Moyes, como mucha gente del fútbol, desprecia la moda de hablar de filosofía. Tiene razón al ser cínico. Gran parte de ella tiene el aire de un argumento de venta: vacío, engañoso y un poco insincero.

Sin embargo, despreciarla es eludir la realidad de que se ha convertido no solo en parte del trabajo, sino en su elemento central. Los entrenadores siempre han sido vendedores que promueven sus ideas, su visión, se venden ellos mismos a sus jugadores. Eso no ha cambiado. La única diferencia es que ahora también hay que comunicárselo a los aficionados.

Todos los equipos son buenos

Seguro ya saben que el Bayern de Múnich es medio un desastre en este momento. Este fin de semana, termina su reinado de 12 años como campeón de Alemania. En los próximos meses, nombrará a su cuarto entrenador en tres años.
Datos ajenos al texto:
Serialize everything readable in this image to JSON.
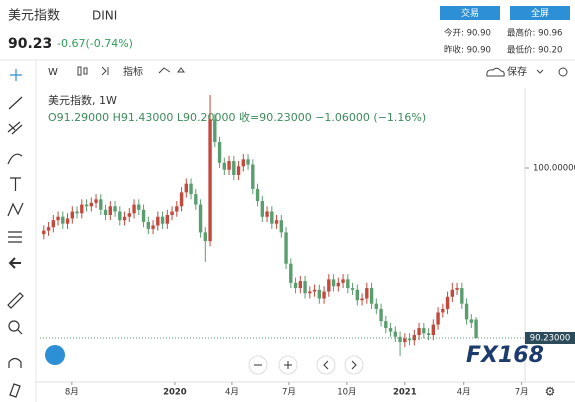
{
  "header": {
    "name": "美元指数",
    "code": "DINI",
    "price": "90.23",
    "change": "-0.67(-0.74%)",
    "buttons": [
      "交易",
      "全屏"
    ],
    "stats": [
      "今开: 90.90",
      "最高价: 90.96",
      "昨收: 90.90",
      "最低价: 90.20"
    ]
  },
  "toolbar": {
    "interval": "W",
    "indicators": "指标",
    "save": "保存"
  },
  "chart_data": {
    "type": "candlestick",
    "legend": {
      "title": "美元指数, 1W",
      "ohlc": "O91.29000  H91.43000  L90.20000  收=90.23000  −1.06000 (−1.16%)"
    },
    "up_color": "#c4493c",
    "down_color": "#5a9e6f",
    "ylim": [
      87.7,
      104.6
    ],
    "yticks": [
      {
        "value": 100,
        "label": "100.00000"
      }
    ],
    "last_price": {
      "value": 90.23,
      "label": "90.23000"
    },
    "xlim": [
      -0.8,
      101.3
    ],
    "xticks": [
      {
        "value": 5.9,
        "label": "8月"
      },
      {
        "value": 27.6,
        "label": "2020"
      },
      {
        "value": 39.6,
        "label": "4月"
      },
      {
        "value": 51.6,
        "label": "7月"
      },
      {
        "value": 63.8,
        "label": "10月"
      },
      {
        "value": 76,
        "label": "2021"
      },
      {
        "value": 88.4,
        "label": "4月"
      },
      {
        "value": 100.6,
        "label": "7月"
      }
    ],
    "ohlc": [
      [
        96.2,
        96.7,
        95.9,
        96.4
      ],
      [
        96.4,
        96.9,
        96.1,
        96.6
      ],
      [
        96.6,
        97.3,
        96.3,
        97.0
      ],
      [
        97.0,
        97.5,
        96.7,
        97.2
      ],
      [
        97.2,
        97.5,
        96.5,
        96.8
      ],
      [
        96.8,
        97.4,
        96.5,
        97.1
      ],
      [
        97.1,
        97.8,
        96.8,
        97.5
      ],
      [
        97.5,
        97.8,
        97.1,
        97.4
      ],
      [
        97.4,
        98.2,
        97.1,
        97.9
      ],
      [
        97.9,
        98.2,
        97.5,
        97.8
      ],
      [
        97.8,
        98.3,
        97.5,
        98.0
      ],
      [
        98.0,
        98.5,
        97.7,
        98.2
      ],
      [
        98.2,
        98.5,
        97.3,
        97.6
      ],
      [
        97.6,
        97.9,
        97.0,
        97.3
      ],
      [
        97.3,
        98.1,
        97.0,
        97.8
      ],
      [
        97.8,
        98.1,
        97.2,
        97.5
      ],
      [
        97.5,
        97.8,
        96.7,
        97.0
      ],
      [
        97.0,
        97.5,
        96.7,
        97.2
      ],
      [
        97.2,
        97.7,
        96.9,
        97.4
      ],
      [
        97.4,
        98.2,
        97.1,
        97.9
      ],
      [
        97.9,
        98.2,
        97.3,
        97.6
      ],
      [
        97.6,
        97.9,
        96.6,
        96.9
      ],
      [
        96.9,
        97.2,
        96.2,
        96.5
      ],
      [
        96.5,
        97.0,
        96.2,
        96.7
      ],
      [
        96.7,
        97.5,
        96.4,
        97.2
      ],
      [
        97.2,
        97.5,
        96.5,
        96.8
      ],
      [
        96.8,
        97.6,
        96.5,
        97.3
      ],
      [
        97.3,
        97.8,
        97.0,
        97.5
      ],
      [
        97.5,
        98.1,
        97.2,
        97.8
      ],
      [
        97.8,
        98.9,
        97.5,
        98.6
      ],
      [
        98.6,
        99.4,
        98.3,
        99.1
      ],
      [
        99.1,
        99.4,
        98.2,
        98.5
      ],
      [
        98.5,
        98.8,
        97.6,
        97.9
      ],
      [
        97.9,
        98.2,
        96.0,
        96.3
      ],
      [
        96.3,
        96.6,
        94.6,
        95.8
      ],
      [
        95.8,
        104.2,
        95.5,
        102.8
      ],
      [
        102.8,
        103.1,
        101.2,
        101.5
      ],
      [
        101.5,
        101.8,
        100.0,
        100.3
      ],
      [
        100.3,
        100.6,
        99.6,
        99.9
      ],
      [
        99.9,
        100.7,
        99.6,
        100.4
      ],
      [
        100.4,
        100.7,
        99.3,
        99.6
      ],
      [
        99.6,
        100.4,
        99.3,
        100.1
      ],
      [
        100.1,
        100.8,
        99.8,
        100.5
      ],
      [
        100.5,
        100.8,
        99.9,
        100.2
      ],
      [
        100.2,
        100.5,
        98.5,
        98.8
      ],
      [
        98.8,
        99.1,
        97.8,
        98.1
      ],
      [
        98.1,
        98.4,
        96.9,
        97.2
      ],
      [
        97.2,
        97.8,
        96.9,
        97.5
      ],
      [
        97.5,
        97.8,
        96.5,
        96.8
      ],
      [
        96.8,
        97.3,
        96.5,
        97.0
      ],
      [
        97.0,
        97.3,
        96.0,
        96.3
      ],
      [
        96.3,
        96.6,
        94.2,
        94.5
      ],
      [
        94.5,
        94.8,
        93.1,
        93.4
      ],
      [
        93.4,
        93.7,
        92.8,
        93.1
      ],
      [
        93.1,
        93.8,
        92.8,
        93.5
      ],
      [
        93.5,
        93.8,
        92.5,
        92.8
      ],
      [
        92.8,
        93.2,
        92.5,
        92.9
      ],
      [
        92.9,
        93.3,
        92.6,
        93.0
      ],
      [
        93.0,
        93.3,
        92.2,
        92.5
      ],
      [
        92.5,
        93.2,
        92.2,
        92.9
      ],
      [
        92.9,
        93.9,
        92.6,
        93.6
      ],
      [
        93.6,
        93.9,
        92.9,
        93.2
      ],
      [
        93.2,
        93.7,
        92.9,
        93.4
      ],
      [
        93.4,
        93.9,
        93.1,
        93.6
      ],
      [
        93.6,
        93.9,
        92.8,
        93.1
      ],
      [
        93.1,
        93.4,
        92.7,
        93.0
      ],
      [
        93.0,
        93.3,
        92.1,
        92.4
      ],
      [
        92.4,
        92.8,
        92.1,
        92.5
      ],
      [
        92.5,
        93.4,
        92.2,
        93.1
      ],
      [
        93.1,
        93.4,
        91.9,
        92.2
      ],
      [
        92.2,
        92.5,
        91.6,
        91.9
      ],
      [
        91.9,
        92.2,
        90.9,
        91.2
      ],
      [
        91.2,
        91.5,
        90.5,
        90.8
      ],
      [
        90.8,
        91.1,
        90.3,
        90.6
      ],
      [
        90.6,
        90.9,
        90.0,
        90.3
      ],
      [
        90.3,
        90.6,
        89.2,
        90.0
      ],
      [
        90.0,
        90.5,
        89.7,
        90.2
      ],
      [
        90.2,
        90.5,
        89.8,
        90.1
      ],
      [
        90.1,
        90.7,
        89.8,
        90.4
      ],
      [
        90.4,
        91.1,
        90.1,
        90.8
      ],
      [
        90.8,
        91.1,
        90.2,
        90.5
      ],
      [
        90.5,
        90.8,
        90.1,
        90.4
      ],
      [
        90.4,
        91.3,
        90.1,
        91.0
      ],
      [
        91.0,
        92.0,
        90.7,
        91.7
      ],
      [
        91.7,
        92.2,
        91.4,
        91.9
      ],
      [
        91.9,
        92.9,
        91.6,
        92.6
      ],
      [
        92.6,
        93.4,
        92.3,
        93.0
      ],
      [
        93.0,
        93.4,
        92.7,
        93.1
      ],
      [
        93.1,
        93.4,
        91.9,
        92.2
      ],
      [
        92.2,
        92.5,
        91.0,
        91.3
      ],
      [
        91.3,
        91.6,
        90.8,
        91.1
      ],
      [
        91.29,
        91.43,
        90.2,
        90.23
      ]
    ]
  },
  "logo": "FX168"
}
Es de conocimiento de todos que hay planes para remplazar una parte significativa de la plantilla actual durante el verano.

Por su parte, el Arsenal es la fuerza emergente del fútbol: el equipo excepcional de la temporada en la Liga Premier —la defensa más dura, el ataque más prolífico—, ubicado en lo más alto de la tabla a falta de un puñado de partidos, con la punta de los dedos rozando su primer campeonato desde el triunfo de los Invencibles hace dos décadas.
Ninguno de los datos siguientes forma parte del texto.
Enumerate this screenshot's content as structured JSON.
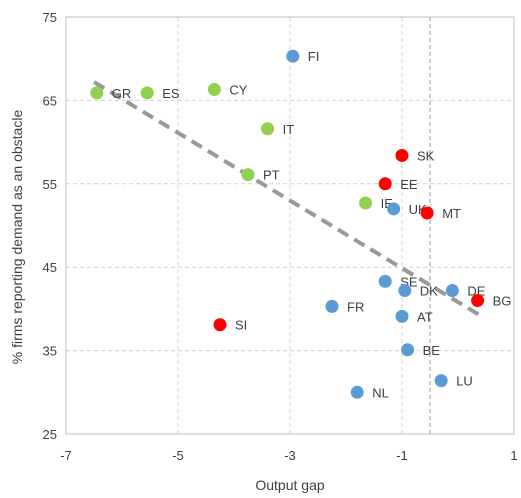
{
  "chart_data": {
    "type": "scatter",
    "xlabel": "Output gap",
    "ylabel": "% firms reporting demand as an obstacle",
    "xlim": [
      -7,
      1
    ],
    "ylim": [
      25,
      75
    ],
    "x_ticks": [
      -7,
      -5,
      -3,
      -1,
      1
    ],
    "y_ticks": [
      25,
      35,
      45,
      55,
      65,
      75
    ],
    "grid": "dashed",
    "trendline": {
      "style": "dashed",
      "color": "#999999",
      "from": [
        -6.5,
        67.2
      ],
      "to": [
        0.4,
        39.2
      ]
    },
    "marker_reference_line_x": -0.5,
    "colors": {
      "red": "#ff0000",
      "blue": "#5b9bd5",
      "green": "#92d050"
    },
    "points": [
      {
        "label": "FI",
        "x": -2.95,
        "y": 70.3,
        "color": "blue"
      },
      {
        "label": "GR",
        "x": -6.45,
        "y": 65.9,
        "color": "green"
      },
      {
        "label": "ES",
        "x": -5.55,
        "y": 65.9,
        "color": "green"
      },
      {
        "label": "CY",
        "x": -4.35,
        "y": 66.3,
        "color": "green"
      },
      {
        "label": "IT",
        "x": -3.4,
        "y": 61.6,
        "color": "green"
      },
      {
        "label": "SK",
        "x": -1.0,
        "y": 58.4,
        "color": "red"
      },
      {
        "label": "PT",
        "x": -3.75,
        "y": 56.1,
        "color": "green"
      },
      {
        "label": "EE",
        "x": -1.3,
        "y": 55.0,
        "color": "red"
      },
      {
        "label": "IE",
        "x": -1.65,
        "y": 52.7,
        "color": "green"
      },
      {
        "label": "UK",
        "x": -1.15,
        "y": 52.0,
        "color": "blue"
      },
      {
        "label": "MT",
        "x": -0.55,
        "y": 51.5,
        "color": "red"
      },
      {
        "label": "SE",
        "x": -1.3,
        "y": 43.3,
        "color": "blue"
      },
      {
        "label": "DK",
        "x": -0.95,
        "y": 42.2,
        "color": "blue"
      },
      {
        "label": "DE",
        "x": -0.1,
        "y": 42.2,
        "color": "blue"
      },
      {
        "label": "BG",
        "x": 0.35,
        "y": 41.0,
        "color": "red"
      },
      {
        "label": "FR",
        "x": -2.25,
        "y": 40.3,
        "color": "blue"
      },
      {
        "label": "AT",
        "x": -1.0,
        "y": 39.1,
        "color": "blue"
      },
      {
        "label": "SI",
        "x": -4.25,
        "y": 38.1,
        "color": "red"
      },
      {
        "label": "BE",
        "x": -0.9,
        "y": 35.1,
        "color": "blue"
      },
      {
        "label": "LU",
        "x": -0.3,
        "y": 31.4,
        "color": "blue"
      },
      {
        "label": "NL",
        "x": -1.8,
        "y": 30.0,
        "color": "blue"
      }
    ]
  }
}
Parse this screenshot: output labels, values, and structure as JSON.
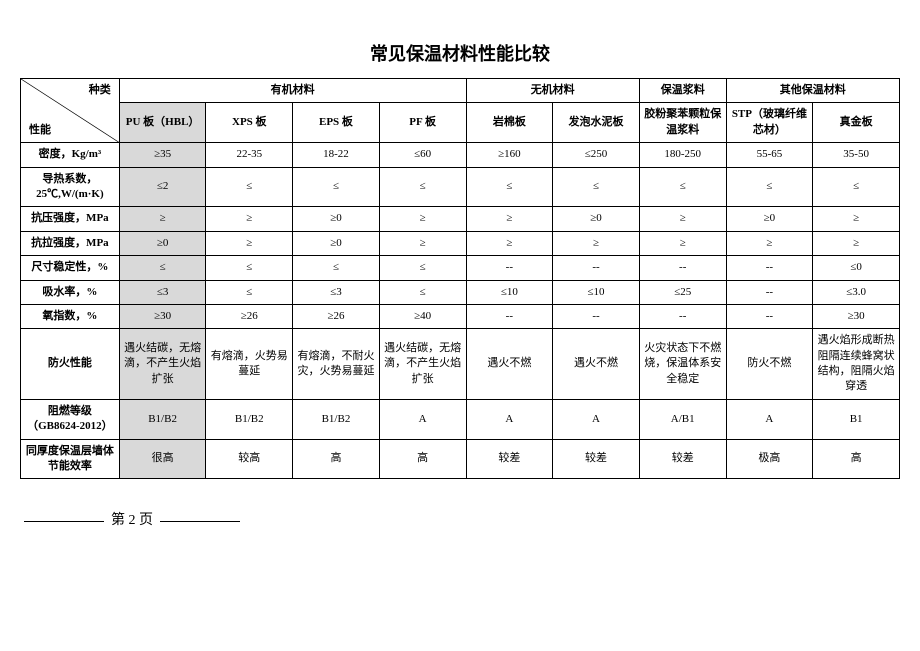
{
  "title": "常见保温材料性能比较",
  "diagHeader": {
    "top": "种类",
    "bottom": "性能"
  },
  "groupHeaders": [
    "有机材料",
    "无机材料",
    "保温浆料",
    "其他保温材料"
  ],
  "columns": [
    "PU 板（HBL）",
    "XPS 板",
    "EPS 板",
    "PF 板",
    "岩棉板",
    "发泡水泥板",
    "胶粉聚苯颗粒保温浆料",
    "STP（玻璃纤维芯材）",
    "真金板"
  ],
  "rows": [
    {
      "label": "密度，Kg/m³",
      "cells": [
        "≥35",
        "22-35",
        "18-22",
        "≤60",
        "≥160",
        "≤250",
        "180-250",
        "55-65",
        "35-50"
      ]
    },
    {
      "label": "导热系数，25℃,W/(m·K)",
      "cells": [
        "≤2",
        "≤",
        "≤",
        "≤",
        "≤",
        "≤",
        "≤",
        "≤",
        "≤"
      ]
    },
    {
      "label": "抗压强度，MPa",
      "cells": [
        "≥",
        "≥",
        "≥0",
        "≥",
        "≥",
        "≥0",
        "≥",
        "≥0",
        "≥"
      ]
    },
    {
      "label": "抗拉强度，MPa",
      "cells": [
        "≥0",
        "≥",
        "≥0",
        "≥",
        "≥",
        "≥",
        "≥",
        "≥",
        "≥"
      ]
    },
    {
      "label": "尺寸稳定性，%",
      "cells": [
        "≤",
        "≤",
        "≤",
        "≤",
        "--",
        "--",
        "--",
        "--",
        "≤0"
      ]
    },
    {
      "label": "吸水率，%",
      "cells": [
        "≤3",
        "≤",
        "≤3",
        "≤",
        "≤10",
        "≤10",
        "≤25",
        "--",
        "≤3.0"
      ]
    },
    {
      "label": "氧指数，%",
      "cells": [
        "≥30",
        "≥26",
        "≥26",
        "≥40",
        "--",
        "--",
        "--",
        "--",
        "≥30"
      ]
    },
    {
      "label": "防火性能",
      "cells": [
        "遇火结碳，无熔滴，不产生火焰扩张",
        "有熔滴，火势易蔓延",
        "有熔滴，不耐火灾，火势易蔓延",
        "遇火结碳，无熔滴，不产生火焰扩张",
        "遇火不燃",
        "遇火不燃",
        "火灾状态下不燃烧，保温体系安全稳定",
        "防火不燃",
        "遇火焰形成断热阻隔连续蜂窝状结构，阻隔火焰穿透"
      ]
    },
    {
      "label": "阻燃等级（GB8624-2012）",
      "cells": [
        "B1/B2",
        "B1/B2",
        "B1/B2",
        "A",
        "A",
        "A",
        "A/B1",
        "A",
        "B1"
      ]
    },
    {
      "label": "同厚度保温层墙体节能效率",
      "cells": [
        "很高",
        "较高",
        "高",
        "高",
        "较差",
        "较差",
        "较差",
        "极高",
        "高"
      ]
    }
  ],
  "pageNumber": "第 2 页"
}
Por lo tanto, ¿cómo explicar que el martes compartieran un empate 2-2 (bastante representativo) en el Emirates? ¿Cómo es posible que un equipo que se cae a pedazos en la Bundesliga, una liga que con tanta frecuencia se ridiculiza como una pálida imitación agrícola de su prima inglesa, ahora tenga la oportunidad de eliminar de la Liga de Campeones al líder de la poderosa Liga Premier?
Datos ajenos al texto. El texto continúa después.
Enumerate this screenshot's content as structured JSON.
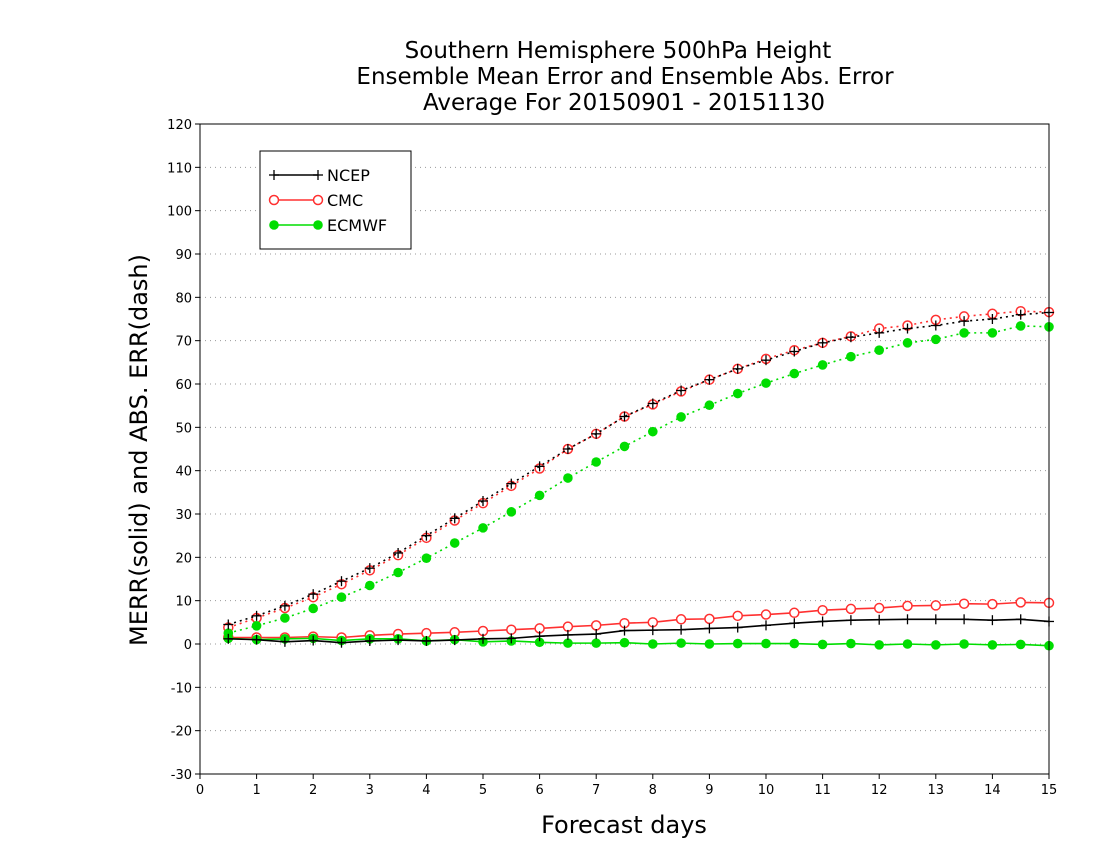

Tal vez porque el Arsenal sufrió un poco de miedo escénico. Porque a la Bundesliga no le falta tanta calidad como le gusta suponer a Inglaterra, en general. Porque la caída del Bayern, aunque innegable, es también desde una altura bastante elevada.
No obstante, la explicación más sencilla es que —a pesar de la tendencia del fútbol a la hipérbole, su obsesión predominante por los sistemas y su fetichismo por la complejidad táctica— a un partido lo puede determinar (y a menudo así sucede) solo el talento de los individuos sobre el terreno de juego.

Y, como lo demostraron con bastante claridad los cuatro cuartos de final de la Liga de Campeones de esta semana, a este nivel tan enrarecido, hay muy poca diferencia cualitativa entre los jugadores que componen los equipos. Si se juzga a lo largo de una temporada, las estructuras del Arsenal pueden ofrecer más garantías de éxito que las del Bayern de Múnich. Pero, en una noche, en una eliminatoria, no garantizan nada.

El significado es relativo

La metáfora era casi demasiado obvia. La tradición dicta que, cada vez que el Athletic de Bilbao gana un gran premio, la plantilla del club navega con el trofeo hasta el corazón de la ciudad en su propia barcaza, la gabarra.

Esta semana, después de que el Athletic ganó la Copa del Rey el sábado pasado, la barcaza fue requerida, pero ha estado atracada tanto tiempo —40 años, de hecho— que el personal del club tuvo que pasar una buena parte del domingo quitándole el óxido.

Sin embargo, el desfile que siguió valió la pena el trabajo duro: cientos de miles de personas a las orillas del río Nervión y muchos más navegaron en sus propias embarcaciones.

Las imágenes ofrecieron uno de esos recordatorios periódicos que recibimos con los brazos abiertos de que los torneos de fútbol importan tanto como nosotros decidimos que lo hagan y de que toda una generación de aficionados se ha criado con la idea de que las copas nacionales como la Copa del Rey son un honor de segundo orden, entre una molestia y una acotación.

Como mucho, es una profecía autocumplida. Si los clubes valoran estos campeonatos, entonces les infunden significado para los aficionados y viceversa.

Casi lo mismo les ocurrió a la Roma y al West Ham, ganadores de las dos primeras ediciones de la (inicialmente difamada) Europa Conference League. Se entregaron a esos torneos modernos y, al hacerlo, provocaron que ganarlos fuera un motivo de celebración. Los trofeos significan lo que queremos que signifiquen y las cosas son mucho más divertidas si queremos que signifiquen algo.